3 ème à l’Ecotrail d’Oslo !

 

Ou comment le trail devient un sport de vitesse où les ravitaillements comptent et la moindre erreur se paie cash !

 

En excellente condition, j’espérais bien pouvoir tirer mon épingle du jeu sur cet Ecotrail d’Oslo, même si c’est seul que je devais y aller en raison de l’absence de Sissi, partie tourner un film sur et avec Dawa Sherpa (Emotion trail). Je suis cependant bien et j’ai envie de bien faire même si les deux épouvantails du jour (Didrick Hernansen, vainqueur de l’UTWT il y a deux ans et Transgrancanaria, Lavaredo… et Jarle Risa, vainqueur le l’Ultravasan 2016) sont au départ et sur leurs terres.

D’entrée de jeu c’est Didrick qui met le feu aux poudres et nous nous détachons tous les deux en prenant rapidement quelques longueurs sur Jarle et plus loin le reste du peloton.

L’allure est très rapide et je reste dans la foulée de Didrick sur les 15 premiers kilomètres roulants avec quelques talus quand même.

Nous arrivons en moins d’une heure au premier ravitaillement du 15ème kilomètre. Nous n’avons pas perdu de temps !

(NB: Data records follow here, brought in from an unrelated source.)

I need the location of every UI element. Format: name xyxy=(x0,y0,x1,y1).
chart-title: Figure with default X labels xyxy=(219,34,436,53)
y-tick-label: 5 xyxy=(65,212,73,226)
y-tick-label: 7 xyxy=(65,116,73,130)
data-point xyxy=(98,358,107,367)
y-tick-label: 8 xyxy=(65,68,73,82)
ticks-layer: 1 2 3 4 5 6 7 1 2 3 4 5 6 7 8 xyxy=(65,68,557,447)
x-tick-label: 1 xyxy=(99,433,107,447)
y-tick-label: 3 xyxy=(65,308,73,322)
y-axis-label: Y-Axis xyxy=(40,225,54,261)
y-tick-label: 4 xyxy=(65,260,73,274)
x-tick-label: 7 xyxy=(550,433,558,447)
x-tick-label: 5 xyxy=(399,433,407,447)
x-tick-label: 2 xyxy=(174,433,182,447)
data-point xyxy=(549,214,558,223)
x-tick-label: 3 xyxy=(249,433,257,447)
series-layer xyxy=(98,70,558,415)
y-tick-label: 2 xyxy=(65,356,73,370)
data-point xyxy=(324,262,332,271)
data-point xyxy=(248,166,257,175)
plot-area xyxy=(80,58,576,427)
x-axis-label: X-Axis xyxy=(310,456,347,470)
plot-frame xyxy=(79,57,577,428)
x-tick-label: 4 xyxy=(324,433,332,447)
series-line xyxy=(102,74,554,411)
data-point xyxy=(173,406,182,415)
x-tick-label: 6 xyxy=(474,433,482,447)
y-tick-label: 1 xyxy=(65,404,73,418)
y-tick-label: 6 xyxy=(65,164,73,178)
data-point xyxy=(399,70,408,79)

Didrick fait un ravitaillement express made by his family tandis que je prends un peu de temps pour remplir et boire…. Je reviens dans la bosse qui suit sur Didrick qui grimpe un peu moins vite et en haut de la bosse c’est finalement Jarle qui nous revient également dessus.

La descente qui suit est très technique, spongieuse et rocailleuse et je chute très lourdement avant une série de « planches » qui sont là pour passer au dessus des zones marécageuses (c’est très courant dans les pays nordiques). Je prends beaucoup moins de risques et débourse pas mal de temps dans les kilomètres qui suivent et qui ressemblent à un vrai champ de ruine de terre, de tourbes et de terrains spongieux rempli de racine. Un cocktail qui ne me réussit pas ! Je garde bien mon rythme mais perd du temps par manque d’agilité, je le sens. A la sortie de ce terrain difficile, j’ai perdu entre deux et trois minutes sur les deux norvégiens.

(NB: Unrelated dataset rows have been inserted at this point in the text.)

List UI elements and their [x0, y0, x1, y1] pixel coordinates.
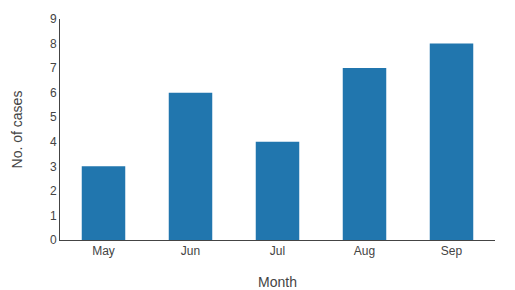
svg-text:4: 4: [50, 135, 57, 149]
svg-text:Jul: Jul: [270, 244, 285, 258]
svg-text:No. of cases: No. of cases: [9, 91, 25, 169]
svg-text:0: 0: [50, 233, 57, 247]
svg-text:Aug: Aug: [354, 244, 375, 258]
svg-text:1: 1: [50, 209, 57, 223]
svg-text:3: 3: [50, 160, 57, 174]
svg-text:6: 6: [50, 86, 57, 100]
svg-text:8: 8: [50, 37, 57, 51]
svg-text:May: May: [92, 244, 115, 258]
svg-text:9: 9: [50, 12, 57, 26]
svg-text:Month: Month: [258, 274, 297, 290]
svg-text:Sep: Sep: [441, 244, 463, 258]
svg-text:7: 7: [50, 61, 57, 75]
svg-text:2: 2: [50, 184, 57, 198]
svg-text:5: 5: [50, 110, 57, 124]
svg-text:Jun: Jun: [181, 244, 200, 258]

Le terrain qui suit est plus dur et beaucoup moins technique mais pour autant, je ne reprends rien malgré une allure qui tourne souvent a utour des 16/ 17 km/h !

Les passages montants faits de colline autour du tremplin d’Hamelkommen me sont un peu favorables et j’aperçois au loin Jarle Risa qui a dû perdre le contact avec DidricK. Nous sommes au kilomètre 40 environ. J’adore ce passage qui sent le frisson du saut olympique et l’histoire de ce pays qui vibre pour son sport. Les passages qui suivent contournent et emprutent les pistes de ski du site nordique d’Oslo. C’est très cassant mais très agréable à emprunter. A chaque ravitaillement, je perds ma minute traditionnelle sur la tête, mais on m’annonce de plus en plus près de Jarle Risa… Au ravitaillemnt du kilomètre 60, je suis à environ 2 minutes malgré mes arrêts au ravito. Il faut tout donner.

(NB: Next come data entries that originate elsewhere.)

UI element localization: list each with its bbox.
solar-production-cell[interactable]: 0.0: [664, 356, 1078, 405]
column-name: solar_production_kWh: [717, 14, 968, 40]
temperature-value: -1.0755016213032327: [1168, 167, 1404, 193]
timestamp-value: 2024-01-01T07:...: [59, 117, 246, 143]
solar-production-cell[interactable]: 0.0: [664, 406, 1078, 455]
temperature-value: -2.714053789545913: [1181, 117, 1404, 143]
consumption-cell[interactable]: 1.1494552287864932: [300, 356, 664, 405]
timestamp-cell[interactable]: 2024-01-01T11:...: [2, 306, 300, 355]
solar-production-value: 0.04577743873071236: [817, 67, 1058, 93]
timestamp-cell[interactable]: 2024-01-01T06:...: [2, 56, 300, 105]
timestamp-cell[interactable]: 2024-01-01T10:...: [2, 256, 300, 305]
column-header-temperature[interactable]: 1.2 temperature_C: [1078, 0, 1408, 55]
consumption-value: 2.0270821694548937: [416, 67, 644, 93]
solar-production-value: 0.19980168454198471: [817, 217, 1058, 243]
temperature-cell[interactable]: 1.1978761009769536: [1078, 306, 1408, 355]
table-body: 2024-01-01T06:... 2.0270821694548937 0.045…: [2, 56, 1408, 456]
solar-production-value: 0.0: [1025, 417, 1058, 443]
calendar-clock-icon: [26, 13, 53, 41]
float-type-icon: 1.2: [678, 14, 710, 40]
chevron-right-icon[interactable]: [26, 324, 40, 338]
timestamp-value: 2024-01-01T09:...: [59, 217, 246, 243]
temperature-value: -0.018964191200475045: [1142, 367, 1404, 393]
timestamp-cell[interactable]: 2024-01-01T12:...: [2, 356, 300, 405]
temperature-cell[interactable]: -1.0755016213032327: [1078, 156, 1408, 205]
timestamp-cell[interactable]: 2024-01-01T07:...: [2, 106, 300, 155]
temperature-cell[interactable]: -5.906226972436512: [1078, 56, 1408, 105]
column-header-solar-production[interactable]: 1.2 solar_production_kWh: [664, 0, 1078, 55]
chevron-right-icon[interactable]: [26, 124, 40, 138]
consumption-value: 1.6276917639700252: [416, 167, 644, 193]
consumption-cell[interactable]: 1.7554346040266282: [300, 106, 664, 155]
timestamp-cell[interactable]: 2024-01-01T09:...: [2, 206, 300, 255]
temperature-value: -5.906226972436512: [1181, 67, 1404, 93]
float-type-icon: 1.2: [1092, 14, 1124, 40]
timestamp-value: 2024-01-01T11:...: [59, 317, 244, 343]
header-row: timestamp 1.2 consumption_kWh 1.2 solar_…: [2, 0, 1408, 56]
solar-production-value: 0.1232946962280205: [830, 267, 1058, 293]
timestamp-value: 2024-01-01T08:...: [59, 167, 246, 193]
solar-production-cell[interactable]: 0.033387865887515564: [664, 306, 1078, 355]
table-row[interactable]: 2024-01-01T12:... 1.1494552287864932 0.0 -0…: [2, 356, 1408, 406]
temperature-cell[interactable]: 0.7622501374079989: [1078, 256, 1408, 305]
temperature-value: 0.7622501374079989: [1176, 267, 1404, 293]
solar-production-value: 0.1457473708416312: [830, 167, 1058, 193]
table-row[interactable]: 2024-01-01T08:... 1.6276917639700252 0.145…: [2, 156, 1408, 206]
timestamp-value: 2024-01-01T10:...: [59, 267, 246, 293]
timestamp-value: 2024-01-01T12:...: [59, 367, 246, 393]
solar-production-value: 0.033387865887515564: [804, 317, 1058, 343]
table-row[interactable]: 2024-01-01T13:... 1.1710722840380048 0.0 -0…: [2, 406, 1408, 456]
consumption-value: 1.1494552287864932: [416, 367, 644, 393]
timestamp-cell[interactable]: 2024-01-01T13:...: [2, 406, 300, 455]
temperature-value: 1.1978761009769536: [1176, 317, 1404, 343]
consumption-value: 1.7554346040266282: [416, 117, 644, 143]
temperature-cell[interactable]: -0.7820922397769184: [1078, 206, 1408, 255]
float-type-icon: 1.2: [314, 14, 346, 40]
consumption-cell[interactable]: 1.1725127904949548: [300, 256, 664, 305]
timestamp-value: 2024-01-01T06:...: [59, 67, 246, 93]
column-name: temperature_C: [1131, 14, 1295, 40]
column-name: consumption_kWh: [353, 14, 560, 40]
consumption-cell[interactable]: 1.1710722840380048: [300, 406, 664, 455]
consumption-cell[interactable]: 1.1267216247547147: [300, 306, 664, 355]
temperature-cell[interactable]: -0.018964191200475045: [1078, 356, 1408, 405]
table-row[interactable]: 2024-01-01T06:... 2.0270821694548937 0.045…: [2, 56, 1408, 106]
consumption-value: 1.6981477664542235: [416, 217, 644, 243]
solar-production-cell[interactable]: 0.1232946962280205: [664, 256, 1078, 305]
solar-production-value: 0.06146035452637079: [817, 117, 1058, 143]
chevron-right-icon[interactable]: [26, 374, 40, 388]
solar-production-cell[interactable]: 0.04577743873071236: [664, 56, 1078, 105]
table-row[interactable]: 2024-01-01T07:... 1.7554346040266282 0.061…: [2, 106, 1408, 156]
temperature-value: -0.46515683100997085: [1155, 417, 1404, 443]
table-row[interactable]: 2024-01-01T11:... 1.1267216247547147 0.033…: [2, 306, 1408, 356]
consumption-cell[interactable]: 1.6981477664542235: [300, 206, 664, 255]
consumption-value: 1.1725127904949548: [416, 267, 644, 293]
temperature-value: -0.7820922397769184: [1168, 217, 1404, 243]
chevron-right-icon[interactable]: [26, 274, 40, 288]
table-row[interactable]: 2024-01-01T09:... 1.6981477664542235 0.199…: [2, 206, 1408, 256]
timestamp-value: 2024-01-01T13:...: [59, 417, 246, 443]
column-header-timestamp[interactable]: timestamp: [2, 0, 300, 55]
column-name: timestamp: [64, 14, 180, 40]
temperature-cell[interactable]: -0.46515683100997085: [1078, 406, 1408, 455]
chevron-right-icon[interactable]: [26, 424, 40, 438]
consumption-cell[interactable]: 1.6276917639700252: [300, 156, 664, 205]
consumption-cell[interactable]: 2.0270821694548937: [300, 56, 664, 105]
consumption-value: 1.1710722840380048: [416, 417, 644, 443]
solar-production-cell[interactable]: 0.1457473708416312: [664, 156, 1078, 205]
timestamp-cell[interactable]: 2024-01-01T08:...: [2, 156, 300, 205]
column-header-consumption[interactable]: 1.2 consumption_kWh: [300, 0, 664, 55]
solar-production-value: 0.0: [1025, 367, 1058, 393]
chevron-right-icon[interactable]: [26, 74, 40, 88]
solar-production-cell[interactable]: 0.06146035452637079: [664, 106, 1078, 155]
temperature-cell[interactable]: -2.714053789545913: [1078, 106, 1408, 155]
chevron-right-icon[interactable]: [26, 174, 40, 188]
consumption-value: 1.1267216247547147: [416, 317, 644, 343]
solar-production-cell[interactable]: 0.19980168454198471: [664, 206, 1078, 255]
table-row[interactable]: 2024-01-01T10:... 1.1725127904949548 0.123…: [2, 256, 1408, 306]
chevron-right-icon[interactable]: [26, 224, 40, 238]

Ce que je fais. Malgré tout, je sens que le « rallye » fait seul depuis le début de course sans m’économiser m’a coûté des forces. Je suis moins fort dans la longue montée qui suit qu’en 2015…

Pourtant, au bas de la descente, je reprends Jarle qui semble en grosse difficulté. Il reste moins de 20 kilomètres à couvrir…

Je ne sais si c’est l’euphorie qui me guide, mais je me perds dans une zone de forêt assez sinueuse et mets un long moment à retrouver mon chemin. En faisant machine arrière, je reprends finalement le fil de la course qui était bien balisée au final et me retrouve derrière Jarle Risa. J’enrage…:-)

Je relance la machine mais tempête contrre moi-même et cette erreur bête qui m’aura coûté une poignée de minutes.

Je remprends Jarle Risa assez vite car il n’est vraiment pas bien et tente de relancer au mieux en étant vigilant sur cette zone de forêt encore dense, sinueuse et de nouveau très technique.

La surprise vient alors de l’arrière puisqu’un coureur me double très facilement sur ces portions où la pose de pied est difficile et où je prends trop de précaution pour passer vite. Je regrete alors amèrement les minutes perdues il y a quelques instants…

La dernière portion et les derniers 10 kilomètres sont relativement propres mais ne suffiront pas à me remobiliser même si je finis fort. Je sens que je manque de fraicheur et les écarts devant se stabilisent.

Je finirais la course en relatif bon état et en ayant pris beaucoup de plaisir à presque 10 minutes de la tête et 4′ du second.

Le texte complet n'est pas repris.